Film Adaptations of Great Expectations
 

                                                                     
 

     Miss Havisham and Orlick have been portrayed in many different adaptations of Great Expectations.  Their lunacy that created an exciting and peculiar edge to the story can then become distorted when transposed upon the silver screen.  The two films that will be discussed include the modernized 1998 version of Great Expectations, starring Ethan Hawke and Gwyneth Paltrow, and the 1988 BBC adaptation.  These movies have different themes from each other that correspond to the way in which the characters are represented.  In respect to Miss Havisham and Orlick, these changes range from traditional to drastic when compared to the original text of the novel.

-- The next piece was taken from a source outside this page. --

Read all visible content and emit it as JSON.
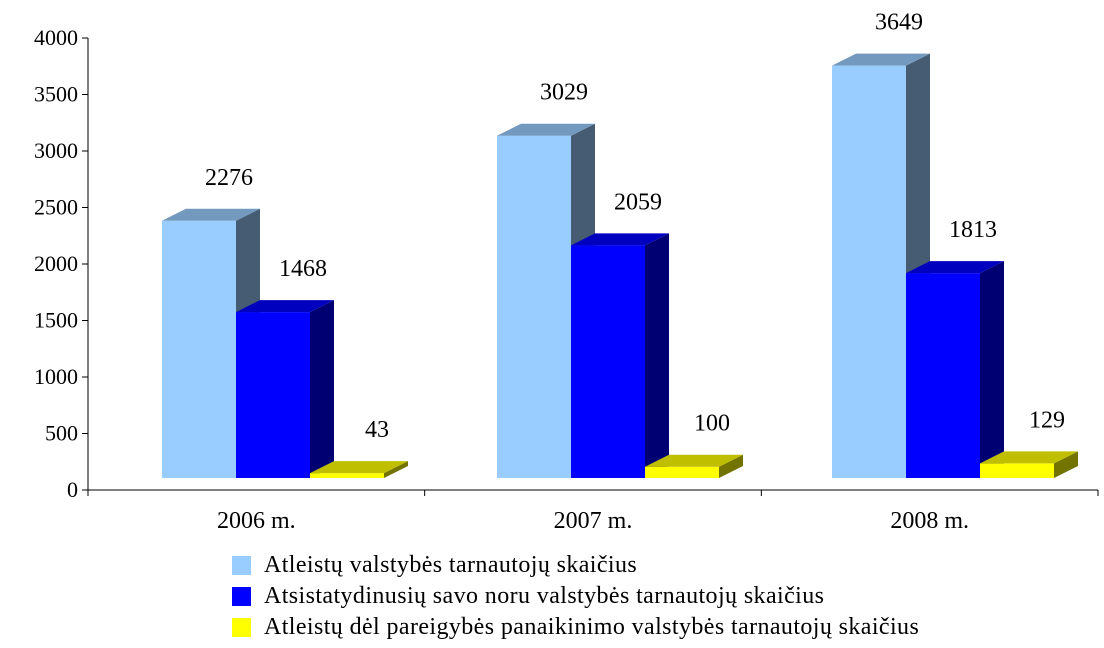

    Miss Havisham is represented very differently in the 1998 than the BBC film.  In the modern 1998 movie, Miss Havisham is transformed into the more eccentric than crazy, Nora Dinsmoore, played by Anne Bancroft.  She is not the isolated, pained, figure of misery that is seen in the novel, but a woman who prefers to be alone so she can dance in her sun filled rooms of her overgrown southern plantation house.  Miss Dinsmoore laughs and plays records while saunters around the house with a martini glass in one hand and a cigarette in the other.  She also does not wear a tattered wedding dress, but adorns a different out fit in every scene while takes the time to plaster her face with gaudy makeup.  She is not a woman on the verge of self-ruin, but portrayed as a peculiar, comic character who provokes Pip to love Estella.  Because this movie focuses on the love aspect of the story, the insanity of the Miss Havisham of the novel is not appropriate.  The removal of the dismal, spectral image of Miss Havisham and the insertion of Miss Dinsmoore as a light, amusing character is a dramatic change that gives a lighter tone to the movie.  With this change, the love focus is free to keep the attention of the audience without distraction.

    In the BBC version of Great Expectations, Miss Havisham is portrayed similar to how she is seen in the novel.  The house is left to spoil amongst cobwebs and dust, and her room is seen with a ruined wedding party that long ago ceased to commence; all signs of her madness.  Miss Havisham is adorned in the expected tattered wedding dress and has a countenance of utter despair throughout the entire film.  She is actively provoking Pip to fall in love with Estella and becomes consumed in flames when her manipulations turn upon her in the end.  This Miss Havisham contains all of the sorrow, reclusive nature, and regret that a traditional representation of the character should possess in order to stay true to the story.  Her madness is evident in every scene, which seasons the film with an element of morbid fascination at the ruin this woman has become, as well as a sense of shock at the spectral sight of the bride turned insane.

    Orlick is a character that has been left out of the 1998 film adaptation.  The fact that the filmmakers decide to remove Orlick from the list of characters is another sign that the focus is on the love between Pip, renamed Finn, and Estella.  If Orlick were in the movie, his violent lunacy would create a hostile element to the story that would detract from the main focus of love gained and love lost.

    The BBC adaptation portrays Orlick almost as accurately as in the novel.  Because of his madness, Orlick holds a grudge against Pip from their first encounter at the forge in the beginning of the story, up to the point of his murderous intent upon Pip’s life towards the end.  Orlick’s insanity brings violence into the story with his involvement in the murder of Mrs. Joe as well as the attempted murder of Pip.  The main difference between the novel and this film version is that Orlick does not die in the original story.  In the BBC movie, Orlick accidentally kills himself with his own gun in a drunken moment of miscalculation.  This is a change that was made in order to conserve the time of the already four hour-long film, which does not greatly alter the character’s true demeanor of drunkenness, violence, and unquestionable madness.

    The crazy depictions of both Miss Havisham and Orlick give the BBC movie an undertone of darkness that is void in the 1998 version.  The madness of these two characters creates morbid fascination for the audience, which keeps a sense of suspense as to what Miss Havisham or Orlick will do next.  With Miss Havisham’s reclusive manipulations and Orlick’s ominous presence, the BBC film contains a layer of mystery and interest that is missing in the modern film.  This adaptation was made for an audience that either has read the novel, or wants to, and is watching the movie for an accurate representation of the book. The 1998 motion picture, on the other hand, was made for those who have not read the novel and want a satisfying love story that is light and devoid of the lurking lunacy of both the Dickens novel and the BBC film version.